Combining tender beef cheeks and just-blanched bok choy with a lush, layered broth, this easy Taiwanese dish makes for a hearty and wholesome dinner. Try the slow-cooked wonder on the weekend and swap Sunday roast for hearty noodle soup.
- 1 litre water
- 1 kg beef cheeks
- 1 carrot, peeled and roughly chopped
- 1 tomato skinned (see Note) and cut into chunks
- 3 cloves crushed garlic
- 3 slices ginger, bruised with side of cleaver
- 2 green shallots roughly cut to fit in the pot
- 1½ tbsp chilli bean paste (see Note)
- 100 ml soy sauce
- ¼ tsp ground pepper
- 2 tsp chilli oil (see Note)
- 2 tsp honey or raw sugar
- 60 ml (¼ cup) rice wine (miuchu) (see Note) or red wine
- 1 five spice pouch (see Note
- 300 g dried rice noodles (or preferred type)
- 1 bunch baby bok choy, quartered lengthways
- chilli to serve (optional)
Oven temperatures are for conventional; if using fan-forced (convection), reduce the temperature by 20˚C. | We use Australian tablespoons and cups: 1 teaspoon equals 5 ml; 1 tablespoon equals 20 ml; 1 cup equals 250 ml. | All herbs are fresh (unless specified) and cups are lightly packed. | All vegetables are medium size and peeled, unless specified. | All eggs are 55-60 g, unless specified.
The following recipe has been tested and edited by SBS Food and may differ slightly from the podcast.
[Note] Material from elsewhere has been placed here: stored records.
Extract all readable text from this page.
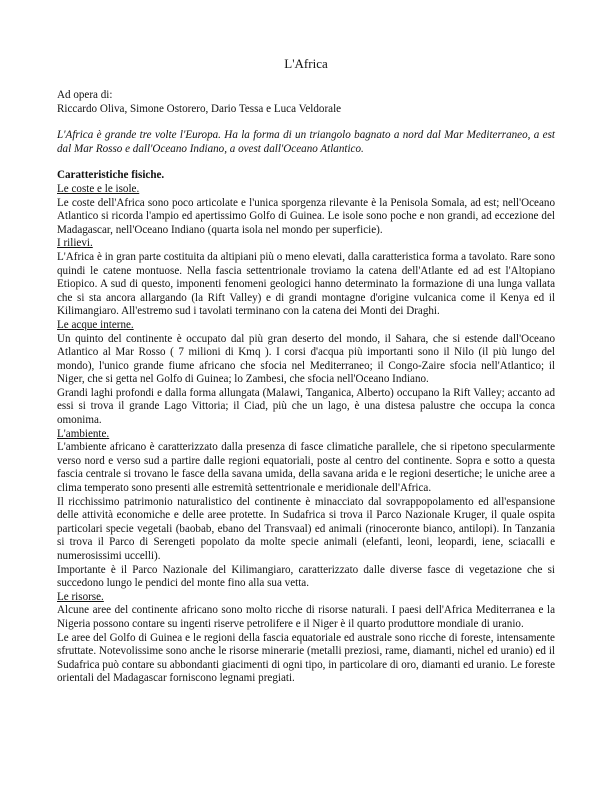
L'Africa

Ad opera di:

Riccardo Oliva, Simone Ostorero, Dario Tessa e Luca Veldorale

L'Africa è grande tre volte l'Europa. Ha la forma di un triangolo bagnato a nord dal Mar Mediterraneo, a est dal Mar Rosso e dall'Oceano Indiano, a ovest dall'Oceano Atlantico.

Caratteristiche fisiche.

Le coste e le isole.

Le coste dell'Africa sono poco articolate e l'unica sporgenza rilevante è la Penisola Somala, ad est; nell'Oceano Atlantico si ricorda l'ampio ed apertissimo Golfo di Guinea. Le isole sono poche e non grandi, ad eccezione del Madagascar, nell'Oceano Indiano (quarta isola nel mondo per superficie).

I rilievi.

L'Africa è in gran parte costituita da altipiani più o meno elevati, dalla caratteristica forma a tavolato. Rare sono quindi le catene montuose. Nella fascia settentrionale troviamo la catena dell'Atlante ed ad est l'Altopiano Etiopico. A sud di questo, imponenti fenomeni geologici hanno determinato la formazione di una lunga vallata che si sta ancora allargando (la Rift Valley) e di grandi montagne d'origine vulcanica come il Kenya ed il Kilimangiaro. All'estremo sud i tavolati terminano con la catena dei Monti dei Draghi.

Le acque interne.

Un quinto del continente è occupato dal più gran deserto del mondo, il Sahara, che si estende dall'Oceano Atlantico al Mar Rosso ( 7 milioni di Kmq ). I corsi d'acqua più importanti sono il Nilo (il più lungo del mondo), l'unico grande fiume africano che sfocia nel Mediterraneo; il Congo-Zaire sfocia nell'Atlantico; il Niger, che si getta nel Golfo di Guinea; lo Zambesi, che sfocia nell'Oceano Indiano.

Grandi laghi profondi e dalla forma allungata (Malawi, Tanganica, Alberto) occupano la Rift Valley; accanto ad essi si trova il grande Lago Vittoria; il Ciad, più che un lago, è una distesa palustre che occupa la conca omonima.

L'ambiente.

L'ambiente africano è caratterizzato dalla presenza di fasce climatiche parallele, che si ripetono specularmente verso nord e verso sud a partire dalle regioni equatoriali, poste al centro del continente. Sopra e sotto a questa fascia centrale si trovano le fasce della savana umida, della savana arida e le regioni desertiche; le uniche aree a clima temperato sono presenti alle estremità settentrionale e meridionale dell'Africa.

Il ricchissimo patrimonio naturalistico del continente è minacciato dal sovrappopolamento ed all'espansione delle attività economiche e delle aree protette. In Sudafrica si trova il Parco Nazionale Kruger, il quale ospita particolari specie vegetali (baobab, ebano del Transvaal) ed animali (rinoceronte bianco, antilopi). In Tanzania si trova il Parco di Serengeti popolato da molte specie animali (elefanti, leoni, leopardi, iene, sciacalli e numerosissimi uccelli).

Importante è il Parco Nazionale del Kilimangiaro, caratterizzato dalle diverse fasce di vegetazione che si succedono lungo le pendici del monte fino alla sua vetta.

Le risorse.

Alcune aree del continente africano sono molto ricche di risorse naturali. I paesi dell'Africa Mediterranea e la Nigeria possono contare su ingenti riserve petrolifere e il Niger è il quarto produttore mondiale di uranio.

Le aree del Golfo di Guinea e le regioni della fascia equatoriale ed australe sono ricche di foreste, intensamente sfruttate. Notevolissime sono anche le risorse minerarie (metalli preziosi, rame, diamanti, nichel ed uranio) ed il Sudafrica può contare su abbondanti giacimenti di ogni tipo, in particolare di oro, diamanti ed uranio. Le foreste orientali del Madagascar forniscono legnami pregiati.
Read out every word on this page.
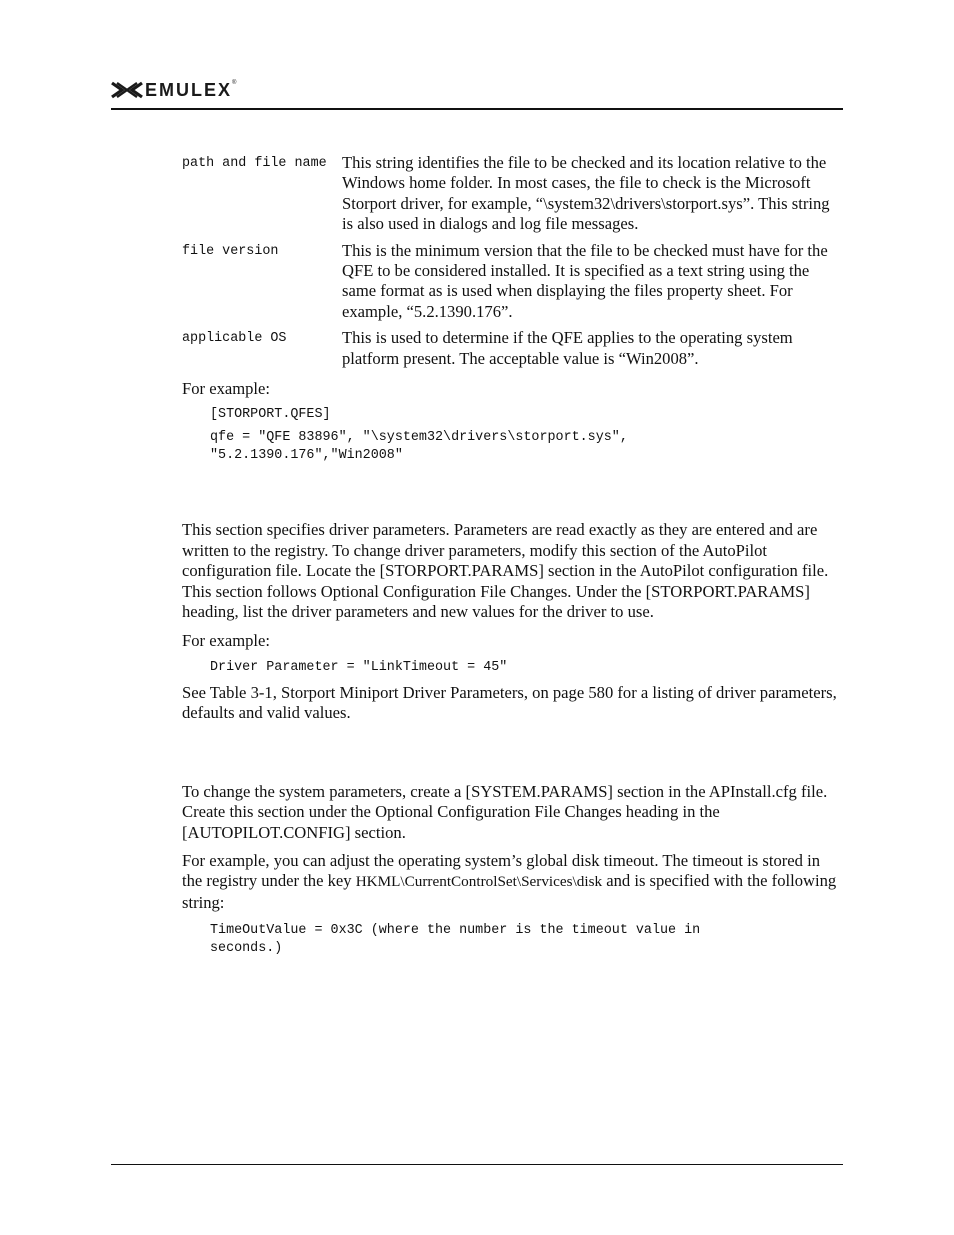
EMULEX®
path and file name	This string identifies the file to be checked and its location relative to the Windows home folder. In most cases, the file to check is the Microsoft Storport driver, for example, “\system32\drivers\storport.sys”. This string is also used in dialogs and log file messages.
file version	This is the minimum version that the file to be checked must have for the QFE to be considered installed. It is specified as a text string using the same format as is used when displaying the files property sheet. For example, “5.2.1390.176”.
applicable OS	This is used to determine if the QFE applies to the operating system platform present. The acceptable value is “Win2008”.

For example:

[STORPORT.QFES]
qfe = "QFE 83896", "\system32\drivers\storport.sys",
"5.2.1390.176","Win2008"

This section specifies driver parameters. Parameters are read exactly as they are entered and are written to the registry. To change driver parameters, modify this section of the AutoPilot configuration file. Locate the [STORPORT.PARAMS] section in the AutoPilot configuration file. This section follows Optional Configuration File Changes. Under the [STORPORT.PARAMS] heading, list the driver parameters and new values for the driver to use.

For example:

Driver Parameter = "LinkTimeout = 45"

See Table 3-1, Storport Miniport Driver Parameters, on page 580 for a listing of driver parameters, defaults and valid values.

To change the system parameters, create a [SYSTEM.PARAMS] section in the APInstall.cfg file. Create this section under the Optional Configuration File Changes heading in the [AUTOPILOT.CONFIG] section.

For example, you can adjust the operating system’s global disk timeout. The timeout is stored in the registry under the key HKML\CurrentControlSet\Services\disk and is specified with the following string:

TimeOutValue = 0x3C (where the number is the timeout value in
seconds.)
Combine the broth ingredients in a large pot, bring to boil, simmer gently for 3 hours until beef is tender. (Note: If a thermos pot is available, simply bring the broth ingredients to boil in a pot for a few minutes, transfer into the thermos pot and leave overnight.) Slice cooked beef and set aside.
Fill a separate saucepan with water, bring to boil, then simmer noodles until just cooked, adding bok choy for the final 30 seconds to 1 minute, drain. Place noodles, bok choy and beef in bowls, pour over hot broth, adding more water to taste if necessary.
• To skin a tomato, cut a small cross at the base, cover with boiling water and sit for 30 seconds. Place into cold water then peel off skin.
• Chilli bean paste, chilli oil, miuchu and five spice pouches are available from most Chinese food stores. If spice pouches are unavailable, combine star anise, whole cloves, cinnamon, fennel and Sichuan pepper in a small square of cheesecloth and tie with cotton string.